バーチャルじぶん企画会議

予定を決めてしまうのをいやだなと思うことがあります。そんなことばっかりです。じぶんに思いもしないようなドキドキワクワクの未来が外からやってくる、もらたされるようなことにすがるなんてとてもあほらしいことですし愚かかもしれませんが、じぶんのちんけな想像力では、その時点のちんけさでは至りようのない未来がじぶんにあるような気がしてしまうのが、いかに私がちんけで未熟な想像力しか持ち合わせていないかを物語っているのかもしれません。


といいますか、思ったとおりにならないことが楽しいのです。ちんけな想像力しか持ち合わせていなかったじぶん、そのじぶんを超えたといいますか、その頃のじぶんを脱したといいますか、それを成長とか進化とか自己更新とか呼ぶのはいくぶんおおげさかもわかりませんが、確かにかつてのじぶんから変化したというのを実感できることがあるのです。

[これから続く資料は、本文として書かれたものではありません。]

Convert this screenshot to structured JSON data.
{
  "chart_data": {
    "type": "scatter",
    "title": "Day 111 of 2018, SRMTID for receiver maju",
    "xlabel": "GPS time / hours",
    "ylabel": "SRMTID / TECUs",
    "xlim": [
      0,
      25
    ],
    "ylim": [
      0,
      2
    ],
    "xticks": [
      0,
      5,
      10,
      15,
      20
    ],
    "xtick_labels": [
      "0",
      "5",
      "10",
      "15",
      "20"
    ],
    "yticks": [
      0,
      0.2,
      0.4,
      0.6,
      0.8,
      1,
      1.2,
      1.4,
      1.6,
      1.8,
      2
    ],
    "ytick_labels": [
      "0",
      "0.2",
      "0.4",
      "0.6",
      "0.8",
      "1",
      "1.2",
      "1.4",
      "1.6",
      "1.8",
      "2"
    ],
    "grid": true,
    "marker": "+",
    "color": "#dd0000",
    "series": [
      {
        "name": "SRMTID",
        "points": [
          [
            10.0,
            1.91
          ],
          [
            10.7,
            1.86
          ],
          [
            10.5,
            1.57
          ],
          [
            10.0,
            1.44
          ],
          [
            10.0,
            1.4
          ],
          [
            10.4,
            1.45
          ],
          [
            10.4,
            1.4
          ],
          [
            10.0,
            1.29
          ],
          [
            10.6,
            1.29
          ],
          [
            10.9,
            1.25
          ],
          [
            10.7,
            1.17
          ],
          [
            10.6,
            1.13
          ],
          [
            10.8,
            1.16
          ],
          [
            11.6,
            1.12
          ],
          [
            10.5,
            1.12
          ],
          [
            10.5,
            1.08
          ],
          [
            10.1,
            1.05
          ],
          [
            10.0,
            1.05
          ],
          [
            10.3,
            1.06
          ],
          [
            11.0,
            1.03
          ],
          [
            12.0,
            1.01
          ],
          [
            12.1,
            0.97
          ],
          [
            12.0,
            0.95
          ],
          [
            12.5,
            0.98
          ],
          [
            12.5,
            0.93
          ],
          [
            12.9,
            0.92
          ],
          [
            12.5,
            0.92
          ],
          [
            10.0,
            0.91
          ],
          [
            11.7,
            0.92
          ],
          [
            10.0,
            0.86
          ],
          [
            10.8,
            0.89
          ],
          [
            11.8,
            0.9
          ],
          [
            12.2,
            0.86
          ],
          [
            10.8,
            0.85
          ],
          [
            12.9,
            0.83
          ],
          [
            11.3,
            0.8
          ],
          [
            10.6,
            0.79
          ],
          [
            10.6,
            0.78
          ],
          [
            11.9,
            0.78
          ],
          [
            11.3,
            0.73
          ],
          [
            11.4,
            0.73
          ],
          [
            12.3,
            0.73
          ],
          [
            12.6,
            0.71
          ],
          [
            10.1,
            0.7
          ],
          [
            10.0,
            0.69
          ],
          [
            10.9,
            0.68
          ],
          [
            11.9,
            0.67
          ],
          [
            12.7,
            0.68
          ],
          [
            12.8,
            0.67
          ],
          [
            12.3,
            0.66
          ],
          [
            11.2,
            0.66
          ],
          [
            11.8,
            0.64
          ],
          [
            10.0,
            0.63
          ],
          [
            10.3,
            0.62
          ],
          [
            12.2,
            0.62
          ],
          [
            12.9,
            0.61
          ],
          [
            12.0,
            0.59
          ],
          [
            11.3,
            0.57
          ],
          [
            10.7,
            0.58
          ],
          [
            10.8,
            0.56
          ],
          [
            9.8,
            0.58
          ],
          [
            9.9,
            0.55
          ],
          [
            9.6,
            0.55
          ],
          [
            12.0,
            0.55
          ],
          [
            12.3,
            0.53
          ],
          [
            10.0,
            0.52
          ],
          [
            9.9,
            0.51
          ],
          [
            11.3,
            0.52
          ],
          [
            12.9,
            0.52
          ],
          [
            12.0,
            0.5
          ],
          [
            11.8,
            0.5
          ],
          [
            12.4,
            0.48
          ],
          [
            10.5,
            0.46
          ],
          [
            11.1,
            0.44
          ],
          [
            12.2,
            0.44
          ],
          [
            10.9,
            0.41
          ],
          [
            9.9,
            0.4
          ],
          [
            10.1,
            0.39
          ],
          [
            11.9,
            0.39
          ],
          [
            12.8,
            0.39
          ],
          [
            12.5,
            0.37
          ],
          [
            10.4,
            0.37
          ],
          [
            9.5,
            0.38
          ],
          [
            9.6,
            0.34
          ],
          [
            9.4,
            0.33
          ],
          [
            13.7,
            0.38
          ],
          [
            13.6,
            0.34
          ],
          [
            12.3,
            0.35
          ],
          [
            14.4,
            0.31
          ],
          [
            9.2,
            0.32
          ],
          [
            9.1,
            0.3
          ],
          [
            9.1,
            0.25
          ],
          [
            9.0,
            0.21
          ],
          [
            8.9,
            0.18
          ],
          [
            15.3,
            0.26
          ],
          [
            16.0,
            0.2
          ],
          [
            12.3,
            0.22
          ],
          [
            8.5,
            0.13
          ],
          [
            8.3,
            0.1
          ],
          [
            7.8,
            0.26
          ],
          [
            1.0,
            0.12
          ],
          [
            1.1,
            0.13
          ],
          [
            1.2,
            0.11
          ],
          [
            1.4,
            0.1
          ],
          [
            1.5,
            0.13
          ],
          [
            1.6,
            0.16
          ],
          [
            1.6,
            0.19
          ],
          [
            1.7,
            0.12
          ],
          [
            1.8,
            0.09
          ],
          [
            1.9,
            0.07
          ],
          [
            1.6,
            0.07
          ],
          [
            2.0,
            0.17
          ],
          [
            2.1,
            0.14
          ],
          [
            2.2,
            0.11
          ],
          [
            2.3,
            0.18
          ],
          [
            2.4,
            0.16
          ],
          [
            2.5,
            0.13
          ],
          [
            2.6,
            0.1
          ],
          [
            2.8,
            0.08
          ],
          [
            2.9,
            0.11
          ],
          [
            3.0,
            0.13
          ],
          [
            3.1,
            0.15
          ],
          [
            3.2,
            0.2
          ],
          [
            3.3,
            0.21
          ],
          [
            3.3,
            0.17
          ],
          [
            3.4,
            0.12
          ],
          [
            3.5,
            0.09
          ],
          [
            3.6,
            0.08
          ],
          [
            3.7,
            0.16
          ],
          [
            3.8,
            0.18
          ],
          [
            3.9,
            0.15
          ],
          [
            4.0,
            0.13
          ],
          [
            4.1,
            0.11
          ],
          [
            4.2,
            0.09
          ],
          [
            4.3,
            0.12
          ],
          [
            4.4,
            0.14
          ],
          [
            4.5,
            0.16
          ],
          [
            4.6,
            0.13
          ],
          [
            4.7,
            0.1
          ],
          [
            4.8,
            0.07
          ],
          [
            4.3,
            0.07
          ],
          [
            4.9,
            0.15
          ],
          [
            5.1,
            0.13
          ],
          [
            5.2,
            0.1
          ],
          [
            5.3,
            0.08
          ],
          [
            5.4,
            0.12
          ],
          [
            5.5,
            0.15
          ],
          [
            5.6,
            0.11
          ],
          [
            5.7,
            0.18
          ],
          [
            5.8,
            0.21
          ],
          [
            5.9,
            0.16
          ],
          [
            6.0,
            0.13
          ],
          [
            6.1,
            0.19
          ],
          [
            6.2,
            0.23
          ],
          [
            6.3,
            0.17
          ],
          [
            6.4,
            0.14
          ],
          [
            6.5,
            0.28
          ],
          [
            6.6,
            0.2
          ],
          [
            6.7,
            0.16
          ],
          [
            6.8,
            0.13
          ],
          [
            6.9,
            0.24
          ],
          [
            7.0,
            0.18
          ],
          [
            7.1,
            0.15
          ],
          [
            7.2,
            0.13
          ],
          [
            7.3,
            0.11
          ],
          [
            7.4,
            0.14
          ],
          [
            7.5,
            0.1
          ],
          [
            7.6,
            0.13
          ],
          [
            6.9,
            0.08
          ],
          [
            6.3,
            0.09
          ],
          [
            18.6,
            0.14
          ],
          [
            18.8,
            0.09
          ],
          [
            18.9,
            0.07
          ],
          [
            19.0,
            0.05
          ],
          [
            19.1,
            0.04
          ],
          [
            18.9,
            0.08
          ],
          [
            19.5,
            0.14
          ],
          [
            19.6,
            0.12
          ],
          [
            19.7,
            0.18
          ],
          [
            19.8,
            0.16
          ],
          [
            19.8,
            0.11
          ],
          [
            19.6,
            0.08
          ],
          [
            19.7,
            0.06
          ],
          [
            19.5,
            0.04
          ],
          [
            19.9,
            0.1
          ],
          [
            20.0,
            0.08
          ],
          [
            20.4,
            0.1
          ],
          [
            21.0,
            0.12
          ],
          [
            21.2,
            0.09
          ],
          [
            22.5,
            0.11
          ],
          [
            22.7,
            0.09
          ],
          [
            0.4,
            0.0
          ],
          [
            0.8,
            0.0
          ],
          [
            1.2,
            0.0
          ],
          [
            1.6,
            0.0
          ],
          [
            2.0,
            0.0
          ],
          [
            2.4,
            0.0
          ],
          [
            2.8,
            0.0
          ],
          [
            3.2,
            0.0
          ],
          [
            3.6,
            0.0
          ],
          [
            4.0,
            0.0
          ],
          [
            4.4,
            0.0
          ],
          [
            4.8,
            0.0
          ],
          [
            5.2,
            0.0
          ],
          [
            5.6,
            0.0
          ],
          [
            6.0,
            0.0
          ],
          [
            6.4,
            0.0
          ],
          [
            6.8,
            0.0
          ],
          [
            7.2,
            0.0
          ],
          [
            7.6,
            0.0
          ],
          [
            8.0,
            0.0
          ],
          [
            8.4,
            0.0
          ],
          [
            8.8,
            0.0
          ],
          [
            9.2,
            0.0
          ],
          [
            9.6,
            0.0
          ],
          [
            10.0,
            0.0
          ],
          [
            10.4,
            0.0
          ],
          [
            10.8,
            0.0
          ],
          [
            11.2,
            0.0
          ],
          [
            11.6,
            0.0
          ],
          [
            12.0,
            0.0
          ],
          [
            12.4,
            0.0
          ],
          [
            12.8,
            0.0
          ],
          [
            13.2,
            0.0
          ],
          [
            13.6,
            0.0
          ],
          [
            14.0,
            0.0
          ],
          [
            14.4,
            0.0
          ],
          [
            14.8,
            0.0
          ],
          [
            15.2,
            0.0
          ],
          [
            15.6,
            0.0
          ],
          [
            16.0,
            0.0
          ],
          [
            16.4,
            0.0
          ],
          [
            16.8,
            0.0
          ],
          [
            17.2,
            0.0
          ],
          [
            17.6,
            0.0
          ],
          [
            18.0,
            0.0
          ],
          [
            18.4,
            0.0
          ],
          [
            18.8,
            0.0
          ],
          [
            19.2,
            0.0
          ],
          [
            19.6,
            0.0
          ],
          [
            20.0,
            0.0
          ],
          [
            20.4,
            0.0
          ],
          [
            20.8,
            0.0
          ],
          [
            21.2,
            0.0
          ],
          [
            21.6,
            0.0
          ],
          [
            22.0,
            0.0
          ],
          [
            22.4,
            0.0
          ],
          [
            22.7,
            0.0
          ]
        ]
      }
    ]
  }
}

私は曲を書くのですが、こういう曲を書こうと思って書き始めると、その瞬間にもうつまらなくなってしまうのです。あたりをつけて書き始めると、書けないのです。書き始めるという言い方は間違っているかもしれません。正確には、書き始めようとする、が適切かもしれません。


ですので、わたしが曲を書けるというのは、じぶんがつけた「あたり」なんてものとは別の次元から降ってきたみたいな動機があったことを示しています。そんなものつくろうなんて思ってもいなかったのに、急に湧いて出たようなものをおもしろいと思うのです。その湧きどころがじぶんだったというのが幸せであり、喜びでもあるのです。


なんか書こう〜〜としてなにか、はじめのきっかけみたいなものが書けることももちろんあります。でも、それを、こうかな、いやそうじゃない、こっちかな、なんて具合にあれこれしているうちに、はじめに書けたきっかけ、それしか未来の判断材料がなかった時の姿から想像できるようなものとはだいぶ違ったものに変貌していることが多いです。


具体的には、ある曲を思いつく、これから曲になる大部分をそれをきっかにつくることができるくらいの強さをもった「動機」が生まれたとき、「この曲のドラムパターンはラテンっぽい感じでできそうかな。ずっとやりたかったんだよなぁ、好きなんだよね、ラテンのビート。やっと使えるわぁ」なんてマッチングを夢想して書き進めていくうちに、いや、やっぱこれラテンのビートじゃないよ。ちょっと無理があるよ。とってつけたみたいになっちゃうよ。やーめやめ。なんて思いに至ります。それで、その曲に合ったドラムビートを仕上げることになるのです。


たとえばここでいう「ラテンのドラムビート」みたいなものは、すでに私の意識、記憶、知識のなかにある「ありあわせ」でしかないのです。ですから、それをそのまま持ってくるようなことは、やはりつまらない。つまらないといいますか、それはマッチしていない、成立しないので、実現しないのです。具現化するのは、立ち上がるのは、実際にはもっと違った未来。


設計を考えて、スケジューリングして、そのとおりに準備や作業を進めて、実現に向かっていく、そのとおりにできることって、すごいと思います。それができる人のことを尊敬します。感服です。


そういった、私が感じ入ってしまうようなすごい人たちも、実際にことを進めるに当たっては、ぜんぜん予想もしなかった事態に直面したり、計画や設計の不備をみつけて、事前の考えにはなかったことをしたり、新しいアイディアをマッチングさせたりといったことを実際にしているのかもしれません。でも、ものごとの裏側までもがよく見えていない私には、「やっぱすっげぇな〜〜この人は。こんな完璧な設計の遂行、ぼくにはできない」なんて思えてしまうのです。


私にしましても、最初に思いついたことを表明(じぶんに対してのみの表明だとしても)すれば、それが設計図なのかもしれません。それが未熟で、視点の深さ、多面性が欠けているがために、実行以前に問題(つまらなさ)を見つけてしまって、みずからつっぱねてしまう。そういう意味で私は、採用にすら至らない計画、企画をじぶんにバーチャルで提出してはボツにするというのをひんぱんに脳内でやりあっているのかもしれません。


そんな「バーチャルじぶん企画会議」を通って、おもてにしみ出てくるものがある。


お読みいただき、ありがとうございました。